An agent for preventing skin contamination by polycyclic aromatic hydrocarbons, which contains ethyl dicarboethoxy pantothenate as an active ingredient. The anti-fouling agent according to claim 1, wherein ethyl dicarboethoxypantothenate exhibits a cytotoxicity-reducing effect of polycyclic aromatic hydrocarbons on epidermal cells. The antifouling agent according to claim 1, wherein ethyl dicarboethoxypantothenate suppresses excessive induction of CYP1 in epidermal cells.

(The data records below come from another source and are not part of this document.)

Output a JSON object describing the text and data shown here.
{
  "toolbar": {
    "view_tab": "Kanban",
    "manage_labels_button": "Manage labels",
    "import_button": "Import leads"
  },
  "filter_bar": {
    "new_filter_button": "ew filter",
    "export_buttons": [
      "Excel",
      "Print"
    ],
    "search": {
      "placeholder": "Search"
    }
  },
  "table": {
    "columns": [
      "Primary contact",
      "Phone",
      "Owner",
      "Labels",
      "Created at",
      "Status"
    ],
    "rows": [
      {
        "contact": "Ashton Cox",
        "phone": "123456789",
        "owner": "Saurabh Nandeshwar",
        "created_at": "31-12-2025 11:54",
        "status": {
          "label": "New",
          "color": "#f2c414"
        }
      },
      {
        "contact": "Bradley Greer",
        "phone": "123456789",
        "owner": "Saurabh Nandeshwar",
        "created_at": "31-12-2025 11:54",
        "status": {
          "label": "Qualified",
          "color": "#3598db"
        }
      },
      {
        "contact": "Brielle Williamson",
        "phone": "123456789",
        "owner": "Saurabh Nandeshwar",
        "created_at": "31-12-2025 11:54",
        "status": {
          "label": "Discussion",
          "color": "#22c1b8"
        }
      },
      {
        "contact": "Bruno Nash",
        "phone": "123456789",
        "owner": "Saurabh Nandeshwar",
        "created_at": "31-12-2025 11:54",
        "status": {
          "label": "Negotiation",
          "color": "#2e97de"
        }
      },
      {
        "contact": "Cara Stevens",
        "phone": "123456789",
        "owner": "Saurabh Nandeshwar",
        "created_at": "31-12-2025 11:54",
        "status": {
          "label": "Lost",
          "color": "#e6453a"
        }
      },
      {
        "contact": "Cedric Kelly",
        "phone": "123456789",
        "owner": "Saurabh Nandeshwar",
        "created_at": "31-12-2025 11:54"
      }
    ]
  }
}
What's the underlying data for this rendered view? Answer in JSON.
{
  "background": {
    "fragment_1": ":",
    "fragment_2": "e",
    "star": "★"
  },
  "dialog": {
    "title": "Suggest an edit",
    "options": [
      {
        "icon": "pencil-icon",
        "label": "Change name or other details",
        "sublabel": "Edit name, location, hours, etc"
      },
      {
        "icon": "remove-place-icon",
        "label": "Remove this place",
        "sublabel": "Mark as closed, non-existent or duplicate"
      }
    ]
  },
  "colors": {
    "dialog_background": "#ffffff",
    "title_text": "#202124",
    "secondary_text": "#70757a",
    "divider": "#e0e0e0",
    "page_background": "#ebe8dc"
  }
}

The antifouling agent according to claim 1, wherein ethyl dicarboethoxypantothenate suppresses an excessive immune response caused by metabolites of polycyclic aromatic hydrocarbons in epidermal cells. A stain-preventing cosmetic or a stain-preventing skin external preparation, which comprises the stain-preventing agent according to any one of claims 1 to 4.